Ainsi, le cœur de ce premier opus (sur les cinq qui composent la série au total) insiste énormément sur la relation entre Kanon et Sôsuke, à tel point qu'on en oublierait parfois presque tout le cadre dans lequel évoluent les personnages. Presque, car Kyô Yoneshiro trouve toujours le moyen de lier les péripéties amoureuses du binôme à différents pans de l'univers, notamment le travail de soldat de Sôsuke qui amènera des pistes de progression plus qu'intéressantes. Assez subtilement, la mangaka inclut donc des éléments de SF à cette relation entre deux jeunes adultes, qui se détache alors peu à peu de ce qu'on a l'habitude de voir. Une déception amoureuse qui tourne vers l'espoir et le potentiel amour entre une femme ordinaire et un homme célèbre, certes, mais qui prendront de la consistance avec quelques éléments bien précis, apportant un relief original à l'ensemble. Sans trop en dire, le fait que Sôsuke soit voué à changer en permanence du fait des avancées scientifiques de l'univers aura un impact non négligeable, et pourraient expliquer bon nombre de choses à l'avenir...

A ceci s'ajoute un sous-texte sentimental intéressant, comme la manière d'intérioriser des sentiments qui ne peuvent se concrétiser, ou la possibilité de murir après une déception amoureuse adolescente. Ces thèmes trouvent une place pertinente dans le récit sous le regard de Kanon que certains comme inquiétante, tandis que d'autres pourront amèrement comprendre son comportement.

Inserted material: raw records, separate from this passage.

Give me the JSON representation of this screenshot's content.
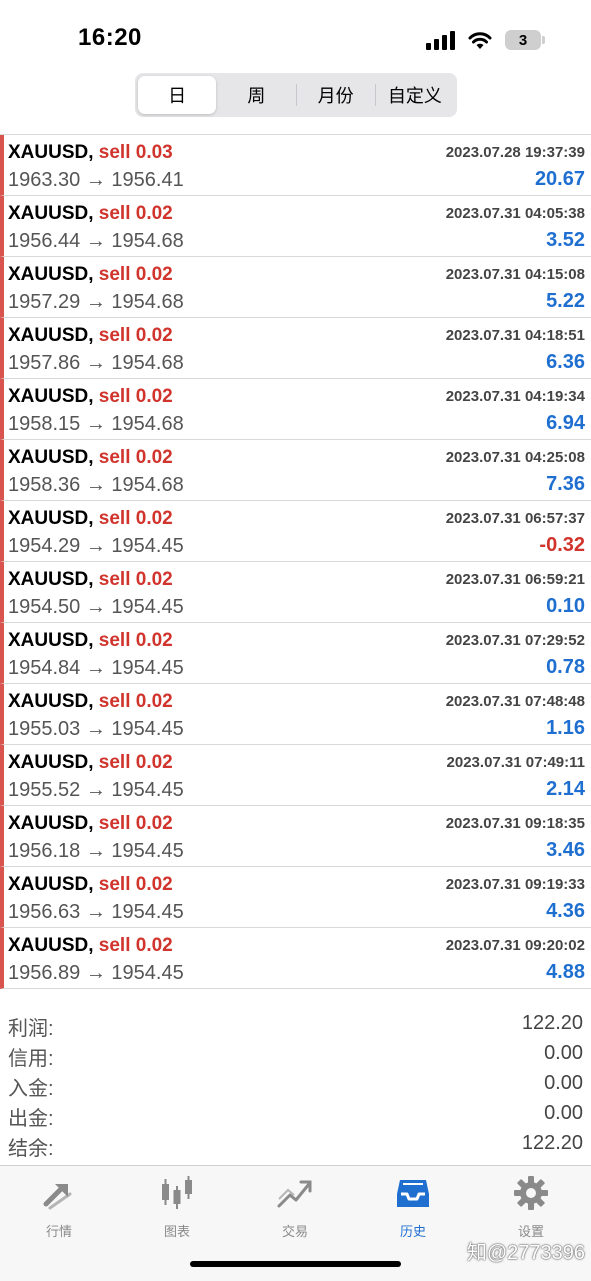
{
  "status": {
    "time": "16:20",
    "battery": "3"
  },
  "periods": [
    {
      "label": "日",
      "active": true
    },
    {
      "label": "周",
      "active": false
    },
    {
      "label": "月份",
      "active": false
    },
    {
      "label": "自定义",
      "active": false
    }
  ],
  "orders": [
    {
      "symbol": "XAUUSD,",
      "side": "sell 0.03",
      "time": "2023.07.28 19:37:39",
      "prices": "1963.30 → 1956.41",
      "profit": "20.67"
    },
    {
      "symbol": "XAUUSD,",
      "side": "sell 0.02",
      "time": "2023.07.31 04:05:38",
      "prices": "1956.44 → 1954.68",
      "profit": "3.52"
    },
    {
      "symbol": "XAUUSD,",
      "side": "sell 0.02",
      "time": "2023.07.31 04:15:08",
      "prices": "1957.29 → 1954.68",
      "profit": "5.22"
    },
    {
      "symbol": "XAUUSD,",
      "side": "sell 0.02",
      "time": "2023.07.31 04:18:51",
      "prices": "1957.86 → 1954.68",
      "profit": "6.36"
    },
    {
      "symbol": "XAUUSD,",
      "side": "sell 0.02",
      "time": "2023.07.31 04:19:34",
      "prices": "1958.15 → 1954.68",
      "profit": "6.94"
    },
    {
      "symbol": "XAUUSD,",
      "side": "sell 0.02",
      "time": "2023.07.31 04:25:08",
      "prices": "1958.36 → 1954.68",
      "profit": "7.36"
    },
    {
      "symbol": "XAUUSD,",
      "side": "sell 0.02",
      "time": "2023.07.31 06:57:37",
      "prices": "1954.29 → 1954.45",
      "profit": "-0.32"
    },
    {
      "symbol": "XAUUSD,",
      "side": "sell 0.02",
      "time": "2023.07.31 06:59:21",
      "prices": "1954.50 → 1954.45",
      "profit": "0.10"
    },
    {
      "symbol": "XAUUSD,",
      "side": "sell 0.02",
      "time": "2023.07.31 07:29:52",
      "prices": "1954.84 → 1954.45",
      "profit": "0.78"
    },
    {
      "symbol": "XAUUSD,",
      "side": "sell 0.02",
      "time": "2023.07.31 07:48:48",
      "prices": "1955.03 → 1954.45",
      "profit": "1.16"
    },
    {
      "symbol": "XAUUSD,",
      "side": "sell 0.02",
      "time": "2023.07.31 07:49:11",
      "prices": "1955.52 → 1954.45",
      "profit": "2.14"
    },
    {
      "symbol": "XAUUSD,",
      "side": "sell 0.02",
      "time": "2023.07.31 09:18:35",
      "prices": "1956.18 → 1954.45",
      "profit": "3.46"
    },
    {
      "symbol": "XAUUSD,",
      "side": "sell 0.02",
      "time": "2023.07.31 09:19:33",
      "prices": "1956.63 → 1954.45",
      "profit": "4.36"
    },
    {
      "symbol": "XAUUSD,",
      "side": "sell 0.02",
      "time": "2023.07.31 09:20:02",
      "prices": "1956.89 → 1954.45",
      "profit": "4.88"
    }
  ],
  "summary": [
    {
      "label": "利润:",
      "value": "122.20"
    },
    {
      "label": "信用:",
      "value": "0.00"
    },
    {
      "label": "入金:",
      "value": "0.00"
    },
    {
      "label": "出金:",
      "value": "0.00"
    },
    {
      "label": "结余:",
      "value": "122.20"
    }
  ],
  "tabs": [
    {
      "label": "行情",
      "icon": "quotes-arrows-icon",
      "active": false
    },
    {
      "label": "图表",
      "icon": "candlestick-chart-icon",
      "active": false
    },
    {
      "label": "交易",
      "icon": "trade-trend-icon",
      "active": false
    },
    {
      "label": "历史",
      "icon": "history-inbox-icon",
      "active": true
    },
    {
      "label": "设置",
      "icon": "gear-icon",
      "active": false
    }
  ],
  "watermark": "知@2773396",
  "colors": {
    "accent": "#1f6fd1",
    "sell": "#d0342c",
    "row_marker": "#d9534f"
  }
}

Le tout et servi par le style plutôt intéressant de la mangaka, hésitant par moment, mais qui fait le juste milieu entre la dimension romantique et l'orientation SF du récit. Kyô Yoneshiro rend très bien une Kanon sans cesse rougeoyante de part son amour pour Sôsuke, tandis que son trait sur l'homme vient rendre crédible son statut de soldat en sans cesse mutation. Un style particulièrement expressif donc, et qu'on est curieux de voir dépeindre une suite qui s'annonce totalement imprévisible.

Car il semble impossible de deviner l'orientation du second tome de la série étant donné le twist final qui vient bousculer les quelques acquis que nous avons du manga. L'autrice nous prend à contrepied et apporte une conclusion violente qui donnera immédiatement envie de lire la suite. Et si Kanon au bout du monde ne démarrait véritablement que maintenant ?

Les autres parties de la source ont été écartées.